The route was not all romantic. Many blacks assumed his products were inferior. As desegregation in Arlington eased, drug dealers drifted in. Muse told Washington Post reporter Patricia Sullivan that police suspected him of being in cahoots, wiretapping his pharmacy even though Muse never hesitated to summon police. To avoid suspicions he was selling alcohol to teens or unauthorized medicine to addicts, he stocked such products behind the counter. At one point, violence prompted him to keep a gun.
These days, Muse dons his white coat and works 7 a.m. to 9 p.m. daily, with an hour off Sundays, working alongside his pharmacist granddaughter. He paid little attention to the recent fanfare – all the testimony from neighbors celebrating his quiet contributions.

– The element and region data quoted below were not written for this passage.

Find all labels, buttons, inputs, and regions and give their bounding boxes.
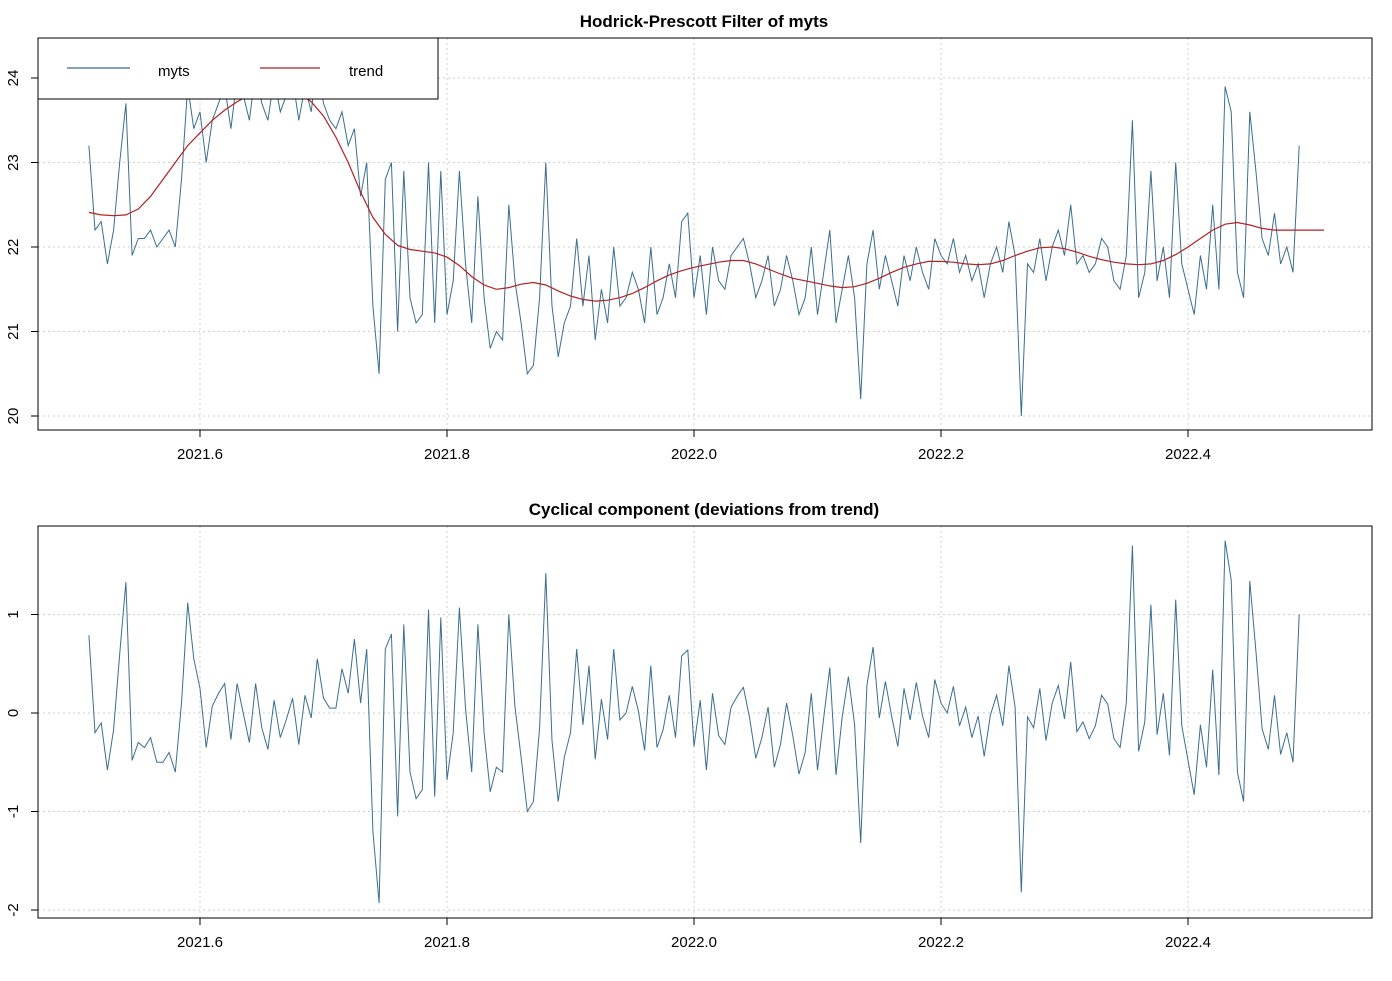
- x-tick-label: 2022.4: [1165, 446, 1211, 463]
- plot-frame: [37, 525, 1373, 919]
- legend-label-myts: myts: [158, 63, 190, 80]
- series-line-cycle: [88, 540, 1300, 904]
- x-tick-label: 2021.6: [177, 934, 223, 951]
- y-tick-label: -1: [5, 805, 22, 818]
- grid-lines: [38, 526, 1372, 918]
- axes: 2021.6 2021.8 2022.0 2022.2 2022.4 20 21 22 23 24: [5, 37, 1373, 463]
- y-tick-label: 22: [5, 239, 22, 256]
- x-tick-label: 2022.2: [918, 934, 964, 951]
- x-tick-label: 2022.0: [671, 934, 717, 951]
- x-tick-label: 2021.8: [424, 934, 470, 951]
- chart-title: Hodrick-Prescott Filter of myts: [580, 12, 828, 31]
- y-tick-label: 1: [5, 610, 22, 618]
- series-line-trend: [88, 88, 1324, 302]
- series-layer: [88, 61, 1324, 417]
- axes: 2021.6 2021.8 2022.0 2022.2 2022.4 -2 -1 0 1: [5, 525, 1373, 951]
- x-tick-label: 2022.4: [1165, 934, 1211, 951]
- cyclical-panel: Cyclical component (deviations from tren…: [5, 500, 1373, 951]
- y-tick-label: -2: [5, 903, 22, 916]
- y-tick-label: 0: [5, 709, 22, 717]
- x-tick-label: 2021.8: [424, 446, 470, 463]
- y-tick-label: 24: [5, 70, 22, 87]
- legend-label-trend: trend: [349, 63, 383, 80]
- legend: myts trend: [37, 37, 439, 100]
- y-tick-label: 20: [5, 408, 22, 425]
- x-tick-label: 2022.0: [671, 446, 717, 463]
- chart-title: Cyclical component (deviations from tren…: [529, 500, 879, 519]
- x-tick-label: 2022.2: [918, 446, 964, 463]
- y-tick-label: 21: [5, 323, 22, 340]
- hp-filter-panel: Hodrick-Prescott Filter of myts 2021.6 20…: [5, 12, 1373, 463]
- series-layer: [88, 540, 1300, 904]
- x-tick-label: 2021.6: [177, 446, 223, 463]
- y-tick-label: 23: [5, 154, 22, 171]
- grid-lines: [38, 38, 1372, 430]
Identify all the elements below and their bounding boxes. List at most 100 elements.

The ceremony unveiling the plaque drew family and customers along with community members and civic leaders, among them the head of the Arlington Chapter NAACP, the assistant dean of today’s Howard College of Pharmacy and Nauck Civic Association president Alfred Taylor Jr. “We can’t forget to honor the bridge-builders,” Taylor said. “This once-neglected community is now one of our most diversified. And Doc was a role model for kids who aspire to higher education.”
Nauck itself, however, doesn’t stay still. This month the County Board will make a final decision on a developer’s proposal to raze the George Washington Carver Homes on South Rolfe, the last remaining homes built for African-Americans who lost out when the Pentagon went up in the early 1940s.
Muse told me he was honored by the historic designation of his shop, but honestly, he said, “I haven’t seen any difference yet. I’m waiting for Nauck’s clientele to change, banking on more affluent customers, of more races.”